Oh No, Sheryl Crow, Not Cell Phones Again

By Suzanne Leigh

Sheryl Crow has always been one of the cooler women of rock. Not only did she quietly dust herself off after being dumped by Lance Armstrong and go on to adopt two children as a solo parent, she minimized her diagnosis of meningioma, a benign brain tumor,  as “nothing I have to worry about.” A benign brain tumor is nothing to worry about, very relatively speaking, compared to the malignant monsters that are the number one cancer killer in children.

But her recent assertion that she suspects her diagnosis was caused by extensive use of her cell phone is disappointing to those who fear that statements like this may downsize the already flimsy slice of the cancer research pie dedicated to developing better treatments for brain tumors.

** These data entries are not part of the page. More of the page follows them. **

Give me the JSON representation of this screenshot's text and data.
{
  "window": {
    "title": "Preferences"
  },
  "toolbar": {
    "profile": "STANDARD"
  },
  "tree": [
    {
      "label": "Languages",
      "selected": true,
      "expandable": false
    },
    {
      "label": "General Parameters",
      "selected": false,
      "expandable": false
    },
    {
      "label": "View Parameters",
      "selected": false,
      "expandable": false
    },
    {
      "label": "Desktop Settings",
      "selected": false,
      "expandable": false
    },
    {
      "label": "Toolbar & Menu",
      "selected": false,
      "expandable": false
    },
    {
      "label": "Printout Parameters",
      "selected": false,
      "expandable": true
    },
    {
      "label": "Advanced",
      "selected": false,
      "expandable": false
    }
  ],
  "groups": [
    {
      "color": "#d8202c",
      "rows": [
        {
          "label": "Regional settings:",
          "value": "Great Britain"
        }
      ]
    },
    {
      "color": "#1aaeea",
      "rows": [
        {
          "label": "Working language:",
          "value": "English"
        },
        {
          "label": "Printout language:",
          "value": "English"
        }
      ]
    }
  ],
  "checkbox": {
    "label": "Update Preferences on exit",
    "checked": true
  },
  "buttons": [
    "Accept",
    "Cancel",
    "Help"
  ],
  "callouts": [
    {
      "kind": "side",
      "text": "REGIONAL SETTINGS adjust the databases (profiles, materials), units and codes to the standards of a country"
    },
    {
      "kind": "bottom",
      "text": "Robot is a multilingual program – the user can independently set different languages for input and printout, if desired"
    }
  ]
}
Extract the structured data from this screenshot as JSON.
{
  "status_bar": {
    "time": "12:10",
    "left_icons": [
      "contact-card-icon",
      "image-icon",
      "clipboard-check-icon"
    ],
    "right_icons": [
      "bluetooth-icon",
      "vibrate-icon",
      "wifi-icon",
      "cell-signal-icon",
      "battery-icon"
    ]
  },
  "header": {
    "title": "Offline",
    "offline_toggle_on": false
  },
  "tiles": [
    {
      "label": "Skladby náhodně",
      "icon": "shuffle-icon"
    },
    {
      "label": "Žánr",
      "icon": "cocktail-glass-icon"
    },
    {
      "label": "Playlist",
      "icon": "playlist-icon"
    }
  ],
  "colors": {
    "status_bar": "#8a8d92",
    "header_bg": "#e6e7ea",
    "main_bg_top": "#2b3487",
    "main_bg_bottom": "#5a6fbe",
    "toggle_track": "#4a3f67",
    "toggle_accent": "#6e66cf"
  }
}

Many studies have looked at the impact of cell phone use on the incidence of brain tumor. This is especially pertinent for children, whose developing nervous systems would make them more vulnerable to any negative effects. But study after study in both child and adult populations has demonstrated that there is no correlation between cell phone use and brain tumor occurence. One international study that compared healthy children with those who developed brain tumors, found no difference in cell phone habits. Other research in the U.S. and Scandinavia that has tracked populations over decades reaffirmed this conclusion.

Although a handful of smaller studies have reached opposing or ambiguous conclusions, their methodology has been questionable.

Hazard for drivers, for sure

While use of cell phones is undeniably a hazard to drivers’ safety (especially anyone within range of the multitasking motorist texting “roflmao” while making a lane change at 80 mph on the highway), there is no sound scientific reason to link them with brain tumors, according to the National Cancer Institute.

That’s because cell phones emit radiofrequency energy, a form of electromagnetic radiation.  Unlike the ionizing radiation used in radiation treatment, electromagnetic radiation does not cause cellular damage that is associated with the development of cancer.

But that hasn’t stalled more studies, which have been prompted in part by the “2B” classification of radiofrequency energy by the International Agency for Research on Cancer as  “possibly carcinogenic to humans,” as well as perhaps those fears voiced by people like Crow.  (By the way, agents sharing this 2B classification include cocamide DEA, a liquid used in toiletries like bath gel, shampoo and hand soaps; ethyl acrylate, which is used in paints and textiles, and styrene found in carpet backing, pipes, food containers and automobile parts.)

Less cash for cures

Some of these studies are being funded by the National Cancer Institute and their international counterparts, leaving less cash in the kitty for research that might have gone toward drug development.

That’s a bitter pill to swallow for children with brain tumors. When surgery and radiation are no longer options, oncologists turn to pharmaceuticals that have been FDA-approved for adult brain tumors or other adult cancers –- both very different beasts.

When Natasha started to fail, she was prescribed a drug approved to treat metastatic breast cancer. It was a long shot, her oncologist told us, but we had exhausted the options that are known to be potentially effective. There are no FDA-approved drugs to treat her type of brain tumor.

The NCI dedicates just 4 percent of its funding to all pediatric cancers. If 4 percent is all we get, let’s make sure it is directed where it is needed the most.